Back inside, a rolling thunder shotgun dropkick took Ishimori into the corner for a Shibata-ish dropkick, before Ishimori struck back with a La Mistica into a Yes Lock, rolling Dragon Lee into the middle of the ring, before the champion got his foot into the ropes to force the eventual break. Ishimori tries to follow Dragon Lee outside for a Golden Triangle moonsault, but he’s pulled into a Tree of Woe on the apron for another Shibata-ish dropkick. He tries to follow that up with a suplex to the floor, before the pair brought it back inside to save each other’s skins… but they’re right back at each other with forearms before a rebound German suplex is countered out of by Ishimori. He doesn’t avoid the second one, but manages to come back with a Destroyer, then rolled him through into a DDT.

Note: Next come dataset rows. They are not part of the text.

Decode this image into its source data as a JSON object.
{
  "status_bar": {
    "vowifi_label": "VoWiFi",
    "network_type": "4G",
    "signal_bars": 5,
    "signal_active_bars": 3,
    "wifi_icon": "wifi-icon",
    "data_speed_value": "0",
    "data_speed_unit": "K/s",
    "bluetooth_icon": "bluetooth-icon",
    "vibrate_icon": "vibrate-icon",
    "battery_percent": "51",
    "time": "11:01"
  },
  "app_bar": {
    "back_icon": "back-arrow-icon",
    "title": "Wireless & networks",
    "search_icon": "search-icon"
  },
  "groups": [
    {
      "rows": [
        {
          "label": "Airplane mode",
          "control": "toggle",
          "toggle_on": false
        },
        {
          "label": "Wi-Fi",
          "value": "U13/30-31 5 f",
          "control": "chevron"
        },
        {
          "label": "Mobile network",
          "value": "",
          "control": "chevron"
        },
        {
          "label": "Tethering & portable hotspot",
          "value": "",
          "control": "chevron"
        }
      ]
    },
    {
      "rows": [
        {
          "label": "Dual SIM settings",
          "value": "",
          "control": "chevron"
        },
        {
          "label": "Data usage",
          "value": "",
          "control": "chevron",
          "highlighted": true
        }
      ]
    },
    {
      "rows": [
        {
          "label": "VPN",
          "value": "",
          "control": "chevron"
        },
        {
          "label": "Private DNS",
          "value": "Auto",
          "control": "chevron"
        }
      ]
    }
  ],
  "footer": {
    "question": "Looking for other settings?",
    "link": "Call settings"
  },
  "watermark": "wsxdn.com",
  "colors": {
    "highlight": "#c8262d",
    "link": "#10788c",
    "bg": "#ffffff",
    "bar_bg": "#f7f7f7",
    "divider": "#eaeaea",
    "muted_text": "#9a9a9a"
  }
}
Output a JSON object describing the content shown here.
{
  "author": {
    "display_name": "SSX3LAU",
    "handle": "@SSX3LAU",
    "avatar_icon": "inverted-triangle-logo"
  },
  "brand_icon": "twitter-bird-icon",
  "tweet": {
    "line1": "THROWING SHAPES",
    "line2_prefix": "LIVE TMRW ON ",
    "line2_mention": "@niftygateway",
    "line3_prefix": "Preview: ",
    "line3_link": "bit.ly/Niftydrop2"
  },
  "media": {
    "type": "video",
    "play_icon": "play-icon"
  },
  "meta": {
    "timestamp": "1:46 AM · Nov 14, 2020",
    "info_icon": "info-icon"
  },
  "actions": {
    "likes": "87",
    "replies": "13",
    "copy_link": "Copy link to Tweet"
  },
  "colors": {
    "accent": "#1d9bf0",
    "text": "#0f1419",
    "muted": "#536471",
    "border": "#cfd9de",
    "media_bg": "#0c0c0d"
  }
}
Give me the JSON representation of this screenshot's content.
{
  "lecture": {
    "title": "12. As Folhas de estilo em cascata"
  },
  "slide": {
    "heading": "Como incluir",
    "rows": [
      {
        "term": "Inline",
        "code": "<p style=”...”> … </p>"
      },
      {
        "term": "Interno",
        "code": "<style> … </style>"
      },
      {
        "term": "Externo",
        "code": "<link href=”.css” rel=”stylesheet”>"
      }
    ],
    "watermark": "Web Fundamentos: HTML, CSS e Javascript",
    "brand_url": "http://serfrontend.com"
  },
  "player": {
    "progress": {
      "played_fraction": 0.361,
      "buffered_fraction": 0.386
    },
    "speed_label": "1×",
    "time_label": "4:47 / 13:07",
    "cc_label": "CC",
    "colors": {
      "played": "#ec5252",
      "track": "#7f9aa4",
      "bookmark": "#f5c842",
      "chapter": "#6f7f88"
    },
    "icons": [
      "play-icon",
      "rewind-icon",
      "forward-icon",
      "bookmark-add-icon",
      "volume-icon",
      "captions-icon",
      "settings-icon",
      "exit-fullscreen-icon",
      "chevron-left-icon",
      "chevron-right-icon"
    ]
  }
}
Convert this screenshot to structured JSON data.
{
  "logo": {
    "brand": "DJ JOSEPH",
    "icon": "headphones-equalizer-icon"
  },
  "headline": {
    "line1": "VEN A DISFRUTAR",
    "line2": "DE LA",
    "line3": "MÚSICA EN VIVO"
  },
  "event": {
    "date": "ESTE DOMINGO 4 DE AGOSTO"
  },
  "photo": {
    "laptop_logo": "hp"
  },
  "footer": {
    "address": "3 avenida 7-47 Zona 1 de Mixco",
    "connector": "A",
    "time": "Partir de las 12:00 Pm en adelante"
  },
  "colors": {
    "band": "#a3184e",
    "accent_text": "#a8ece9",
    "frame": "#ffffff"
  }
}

Ishimori’s back up, but gets spiked nastily into the corner with a death valley driver that he took high on his neck and shoulder. Dragon Lee follows that up with a high Del Rio double stomp for a near-fall, before another Desnucadora attempt gets countered into a crucifix bomb as Ishimori almost took home the W. The pair go at it again, with Ishimori spiking Dragon Lee with a reverse ‘rana… only to get an instant receipt before a tombstone gutbuster led to a near-fall for Ishimori. From there, Ishimori lands a Bloody Cross… and that is an emphatic victory for the Bone Soldier. Perhaps a little muted, but this was a fine main event as Ishimori gets his tournament under way with a win. ****¼

A little obvious, but here’s the standings after one match…

Block A Standings
Taiji Ishimori, Marty Scurll, Shingo Takagi, Tiger Mask, Titan (1-0; 2pts)
Jonathan Gresham, Dragon Lee, SHO, TAKA Michinoku, Yoshinobu Kanemaru (0-1; 0pts)

So, while the undercard was a little underwhelming, this line-up delivered exactly where we expected: the top two matches were home runs, and perhaps the main reasons you’ll be tuning into this show. We’re back in Sendai tomorrow for block B, and while I worry for DOUKI/Narita, we shouldn’t be short of good wrestling in that line-up.